Chiffrement : la machine Enigma de l’ère quantique voit le jour

Encoder de l’information… dans un photon. Des chercheurs américains sont parvenus à mettre au point un prototype de machine transmettant de l’information chiffrée avec les principes de la physique quantique.

La machine Enigma quantique existe. Des chercheurs de l’université de Rochester (Etat de New York) et du NIST (National Institute of Standards and Technology), associés à d’autres équipes de recherche américaines, sont parvenus à mettre au point la première machine de chiffrement quantique. Celle-ci est capable d’envoyer des messages codés, exploitant une clef plus courte que le message lui-même.

Cette expérience découle des travaux de physiciens au cours des 10 dernières années. Ceux-ci ont montré que les propriétés quantiques permettaient d’envoyer un message parfaitement sécurisé via une clef significativement plus courte que le message à proprement parler. Avec la physique classique, pour résister aux assauts d’un adversaire ayant des capacités de calcul infinies, la clef doit être au moins aussi longue que le message lui-même pour garantir que le code restera inviolé (selon une loi publiée en 1949 par le mathématicien et ingénieur Claude Shannon).

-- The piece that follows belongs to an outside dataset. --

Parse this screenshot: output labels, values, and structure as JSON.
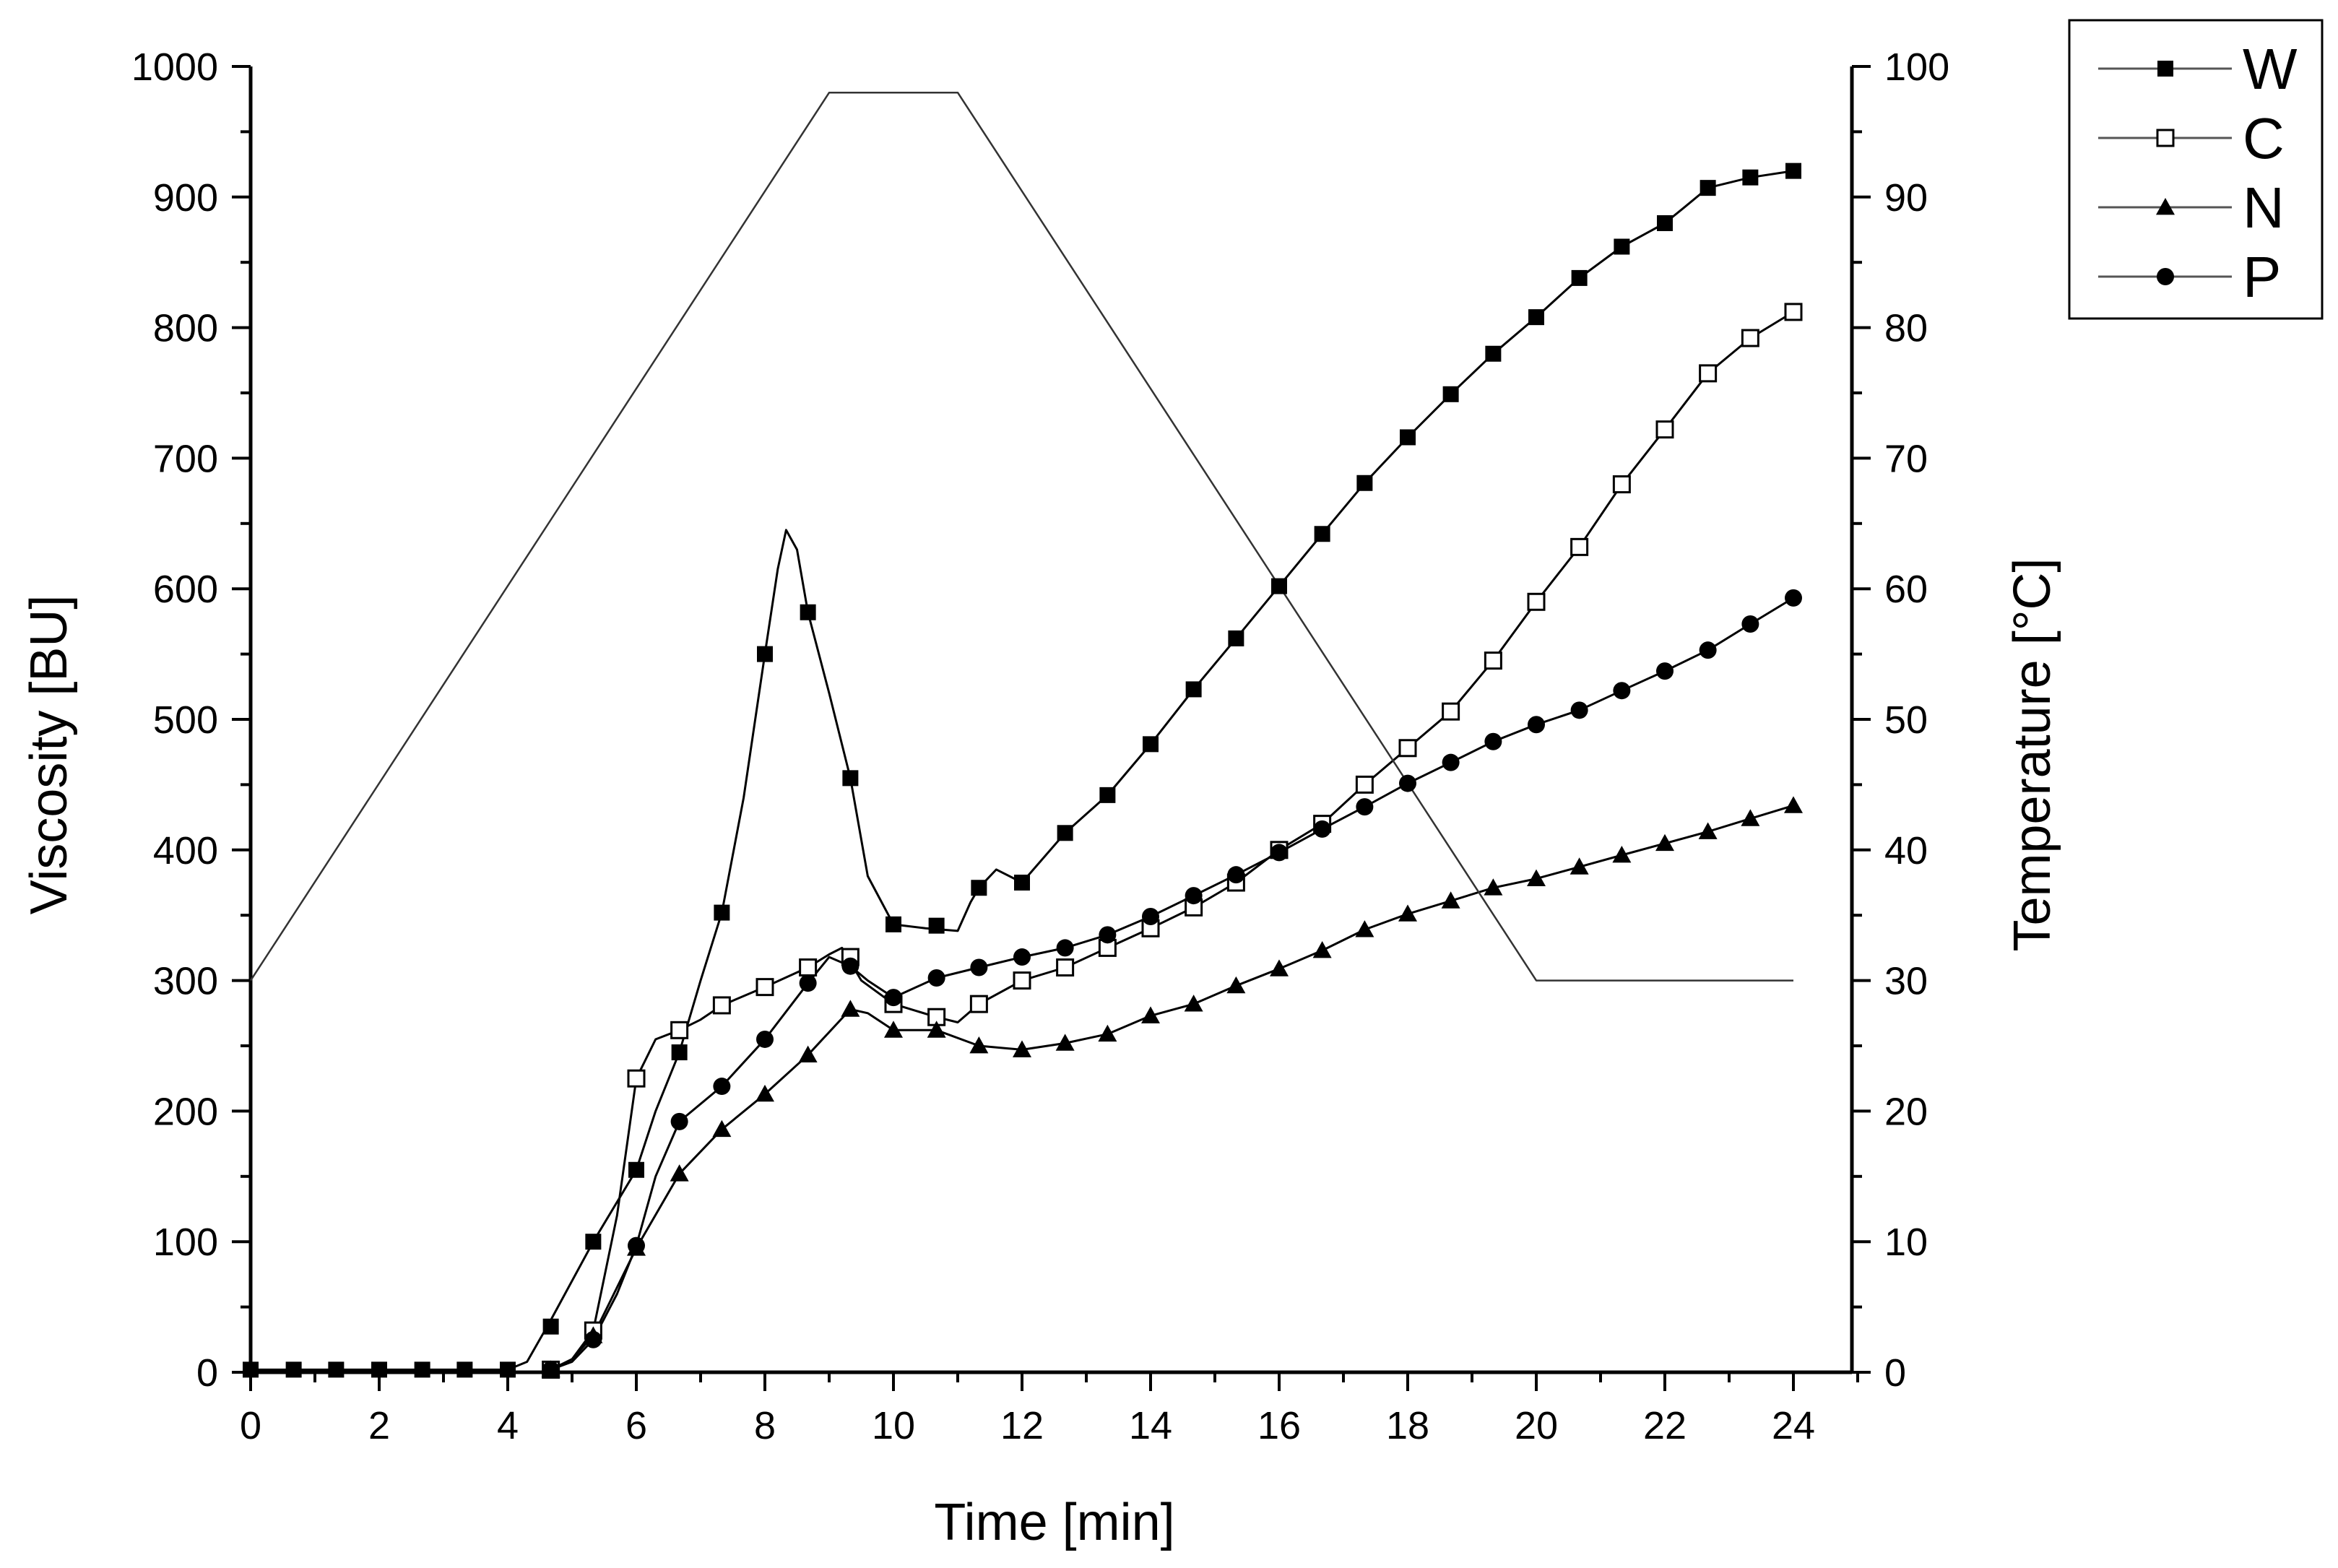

Opération quantique aléatoire

La machine à chiffrer quantique fonctionne via l’encodage de l’information dans un photon et via l’altération de l’état de ce dernier par une opération aléatoire. Pour restaurer l’information, il faut appliquer l’opération inverse. C’est cette séquence d’opérations de transformation qui est stockée dans la clef, que doivent posséder l’émetteur et le récepteur. Mais, contrairement au procédé classique consistant à ajouter un nombre aléatoire à chaque bit, ce mécanisme permet de conserver une taille de clef réduite autorisant, selon les chercheurs, l’envoi de la prochaine clef avec le message lui-même.

quantique
Le diagramme de fonctionnement.

L’appareil mis au point par les chercheurs consiste en un canon à photons. Le flux de particules passe au travers d’un masque, un modulateur de lumière, qui permet de greffer l’information à l’onde des photons et d’ajouter une opération codant ces données et empêchant leur déchiffrement par un tiers. « Nous avons démontré ce phénomène avec un prototype enfermant 6 bits par photon (incluant le message, la prochaine clef de chiffrement et des bits de correction d’erreurs) tout en utilisant une clef secrète inférieure à 6 bits par particule et en demeurant parfaitement sûrs par rapport à la théorie de l’information », explique l’équipe de recherche. Lors de ses expériences, cette dernière a transmis 420 paquets de 63 photos.

Complémentaire à la distribution quantique de clefs

Autrement dit, les huit chercheurs ayant participé à ces travaux ont bâti l’équivalent de la machine Enigma (le nom de l’appareil utilisé par les nazis pour envoyer leurs messages codés) de l’ère quantique. Rappelons que le code de la machine Enigma de l’Allemagne nazie avait été cassé par les alliés, qui avaient regroupé leurs meilleurs spécialistes à Bletchley Park, notamment le mathématicien anglais Alan Turing.

Les chercheurs notent que leur invention peut être couplée à la technique de distribution quantique de clefs, permettant à deux parties d’échanger une clef secrète sur des canaux de communication standards (via la détection de toute tentative d’espionnage). La machine Enigma quantique faisant alors figure de complément naturel à ce principe d’échange de clefs. Un assemblage qui, sur le papier, permettrait de bâtir de vrais mécanismes de chiffrement quantique de bout en bout.